Pisau yang tajam lambat laun akan tumpul dan berkarat termakan waktu, kecuali jika selalu diasah dan digunakan. Mungkin itu analogi yang tepat untuk otak kita. Jika saat ini kita mendiamkan diri kita, maka otak kita hanya memiliki arsip-arsip masa lalu. Sebaliknya jika kita menggerakkan diri kita, maka kita akan memiliki masa depan sekaligus menambah arsip arsip baru sehingga segala sesuatu yang pernah dilalui dapat dibagikan dalam bentuk lisan maupun tulisan. Hal ini akan menjadi warisan berharga bagi generasi mendatang minimal bagi keluarga yang merupakan sekup terkecil.
Pernahkah terlintas dalam benak kita bahwa setelah lulus dari bangku sekolah atau kuliah menandakan akhir dari pembelajaran kita? Apabila ada yang mengiyakan, berarti secara tidak sadar dia menjatuhkan dirinya ke dalam lubang ketertinggalan.
Kenapa dikatakan demikian? Karena jika kita hidup tapi berhenti belajar, maka kita akan menjadi orang konservatif . Dalam arti lain tidak mau menghadapi perubahan dan perbedaan.
Berhenti belajar seolah-olah menganggap dirinya paling benar, padahal sesungguhnya itu ketidakbenaran. Menutup tabir belajar menandakan kesombongan dan merasa berkecukupan. Selain itu berhenti belajar juga sama saja membuat dinding pembatas diri dengan yang lain yang akan menimbulkan sifat sentimen dan individualisme dalam diri seseorang. Itulah mengapa lifelong learning itu penting.
Apa itu lifelong learning? Secara letterlijk lifelong learning adalah pendidikan atau belajar sepanjang hayat. Menurut Arba’iyah Yusuf (2012) lifelong learng berarti sebuah konsep yang menyatakan bahwa proses pendidikan dapat dilakukan kapan saja dan dimana saja tanpa dibatasi usia. Hal tersebut dikuatkan oleh Nur Ani Aziz (2013) yang menjelaskan tujuan dari lifelong learning adalah untuk mengembangkan potensi manusia secara optimal dan menyelaraskan pendidikan wajib belajar dengan pengembangan kepribadian manusia.
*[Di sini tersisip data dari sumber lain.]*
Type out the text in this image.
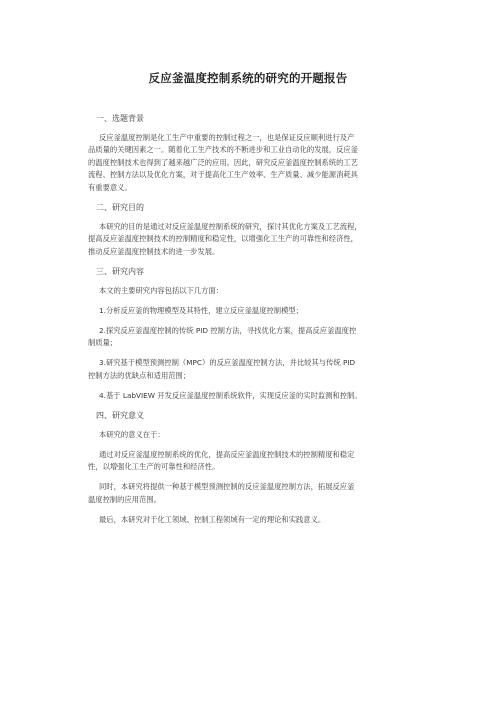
反应釜温度控制系统的研究的开题报告
一、选题背景
反应釜温度控制是化工生产中重要的控制过程之一，也是保证反应顺利进行及产
品质量的关键因素之一。随着化工生产技术的不断进步和工业自动化的发展，反应釜
的温度控制技术也得到了越来越广泛的应用。因此，研究反应釜温度控制系统的工艺
流程、控制方法以及优化方案，对于提高化工生产效率、生产质量、减少能源消耗具
有重要意义。
二、研究目的
本研究的目的是通过对反应釜温度控制系统的研究，探讨其优化方案及工艺流程，
提高反应釜温度控制技术的控制精度和稳定性，以增强化工生产的可靠性和经济性，
推动反应釜温度控制技术的进一步发展。
三、研究内容
本文的主要研究内容包括以下几方面：
1.分析反应釜的物理模型及其特性，建立反应釜温度控制模型；
2.探究反应釜温度控制的传统 PID 控制方法，寻找优化方案，提高反应釜温度控
制质量；
3.研究基于模型预测控制（MPC）的反应釜温度控制方法，并比较其与传统 PID
控制方法的优缺点和适用范围；
4.基于 LabVIEW 开发反应釜温度控制系统软件，实现反应釜的实时监测和控制。
四、研究意义
本研究的意义在于：
通过对反应釜温度控制系统的优化，提高反应釜温度控制技术的控制精度和稳定
性，以增强化工生产的可靠性和经济性。
同时，本研究将提供一种基于模型预测控制的反应釜温度控制方法，拓展反应釜
温度控制的应用范围。
最后，本研究对于化工领域、控制工程领域有一定的理论和实践意义。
Belajar seumur hidup penting selama hayat masih dikandung badan. Entah itu belajar memahami diri sendiri, orang lain dan lingkungan sekitar. Belajar merupakan suatu keniscayaan. Hal ini senada dengan pernyataan, “Tuntutlah ilmu semenjak dari buaian hingga masuk liang lahat”.1
Pesan yang dinisbahkan oleh Rasulullah SAW kepada kita sangatlah relevan di setiap zaman. Bahkan merupakan pesan keabadian. Ditambah lagi, itu memang penjabaran dari firman Allah Ta’ala “Iqra” (bacalah)2 yang memerintahkan kepada baginda nabi khususnya dan umumnya untuk kita semua agar selalu membaca.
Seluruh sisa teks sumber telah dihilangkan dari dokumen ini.